Monday, April 30, 2012

Market Commentary for the week of April 30, 2012

Trust.
Machines talking to machines.  That is how some describe the machinations of Wall Street currently.  Clearly, as volatility dissipates, the balance of orders becomes driven by execution “systems” and tonality that looks to outsiders as more artificial than negotiated between two parties.

Thus, a chain reaction a decade in the making has supplanted the human factor, opening up new avenues for greed and opportunity.  All the while, obstacles and inefficiencies are being manipulated out of financial trading.

Of course, this is not an American phenomenon, it is a global one.  The strengths, and weaknesses, of a local economy or currency are being exploited today more “efficiently” by technology over which even its designers can’t control.  Remember the 1000 point Dow decline aberration a few months back?

The markets need, no require, the human effect in order to succeed or fail.  We must reward ingenuity and bargaining acumen to make good, and bad, decisions.  Failure is, and should be, an option.  Otherwise, a sterility is introduced into the trading environment that robs capitalism of its primary component, risk.

Technology, or more clearly its overuse, has robbed the perception that the opportunity to make money is fair.  By holding a machine, or theory, responsible for maintaining good faith, we punish the subjective thinkers and rob them of an accountability which, for generations, lay with the brightest amongst us.

Globalization and systemization have expanded the reach of money, but not necessarily its virtue.  What is to distinguish one region from another if all regions become homogenized by 24 hour day-trading?

Credence.
There is a choice.  Vitality in capitalism is a human condition, not technological.  One cannot manufacture entrepreneurship and innovation.  While technology hastens the flow of money, it can also impede studied thought and deliberation.  Crises expand too rapidly today, as do sustained upside bubbles.

Science teaches us about equilibrium, what I call the Zed-line, a point above which, or below, your odds are exactly even.  Computer geeks call this “rebooting.”  But rebooting is not the same as equal odds.  If a machine is turned off at night, and on again each day, one does not enter the arena with the same probabilities as leaving the cycle to run over months and years.

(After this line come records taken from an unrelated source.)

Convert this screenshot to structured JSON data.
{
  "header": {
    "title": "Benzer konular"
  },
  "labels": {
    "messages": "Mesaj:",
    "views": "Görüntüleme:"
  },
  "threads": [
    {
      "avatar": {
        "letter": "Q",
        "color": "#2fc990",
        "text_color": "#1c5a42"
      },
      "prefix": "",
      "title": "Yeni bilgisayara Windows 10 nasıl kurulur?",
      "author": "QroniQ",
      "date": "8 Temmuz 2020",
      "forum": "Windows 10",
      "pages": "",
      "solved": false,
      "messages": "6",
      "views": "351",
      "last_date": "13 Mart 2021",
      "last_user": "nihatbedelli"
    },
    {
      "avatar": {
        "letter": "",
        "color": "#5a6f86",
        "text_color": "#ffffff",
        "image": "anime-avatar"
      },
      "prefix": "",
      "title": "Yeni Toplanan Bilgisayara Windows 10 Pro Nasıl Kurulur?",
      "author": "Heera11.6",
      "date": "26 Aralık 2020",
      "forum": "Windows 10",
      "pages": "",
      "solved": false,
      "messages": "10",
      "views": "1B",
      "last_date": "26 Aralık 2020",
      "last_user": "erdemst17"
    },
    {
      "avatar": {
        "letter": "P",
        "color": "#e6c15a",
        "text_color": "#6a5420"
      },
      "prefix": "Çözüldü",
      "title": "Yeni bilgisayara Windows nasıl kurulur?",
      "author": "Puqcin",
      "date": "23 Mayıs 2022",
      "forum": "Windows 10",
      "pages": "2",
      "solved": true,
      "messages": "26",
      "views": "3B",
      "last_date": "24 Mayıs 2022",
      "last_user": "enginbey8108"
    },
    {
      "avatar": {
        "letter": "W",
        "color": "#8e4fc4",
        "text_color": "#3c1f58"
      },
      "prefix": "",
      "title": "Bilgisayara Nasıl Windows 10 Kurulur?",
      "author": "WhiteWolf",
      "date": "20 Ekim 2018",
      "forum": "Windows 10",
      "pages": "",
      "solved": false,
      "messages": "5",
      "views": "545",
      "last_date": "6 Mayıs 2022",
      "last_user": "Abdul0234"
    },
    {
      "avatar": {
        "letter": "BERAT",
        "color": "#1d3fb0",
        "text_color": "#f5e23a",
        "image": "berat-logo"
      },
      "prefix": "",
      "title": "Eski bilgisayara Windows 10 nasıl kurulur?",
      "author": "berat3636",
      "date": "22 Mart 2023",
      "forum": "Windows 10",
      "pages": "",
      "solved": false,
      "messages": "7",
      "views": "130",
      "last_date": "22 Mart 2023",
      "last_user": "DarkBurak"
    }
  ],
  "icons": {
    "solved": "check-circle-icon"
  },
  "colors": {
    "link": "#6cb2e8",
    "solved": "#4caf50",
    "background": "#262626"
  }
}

Unchecked, rebooting implies that all cyclicality is also turned off and we simply “start again tomorrow.”  I believe this robs markets of vitality, dynamism, sustainability, and confidence.

Most of the time we can see value in innovation.  I am not an old fool.  I like computers and modern times.  I also like to have some risk in the game, risk which makes the discipline of analysis and sustainability more fun than just flipping a switch.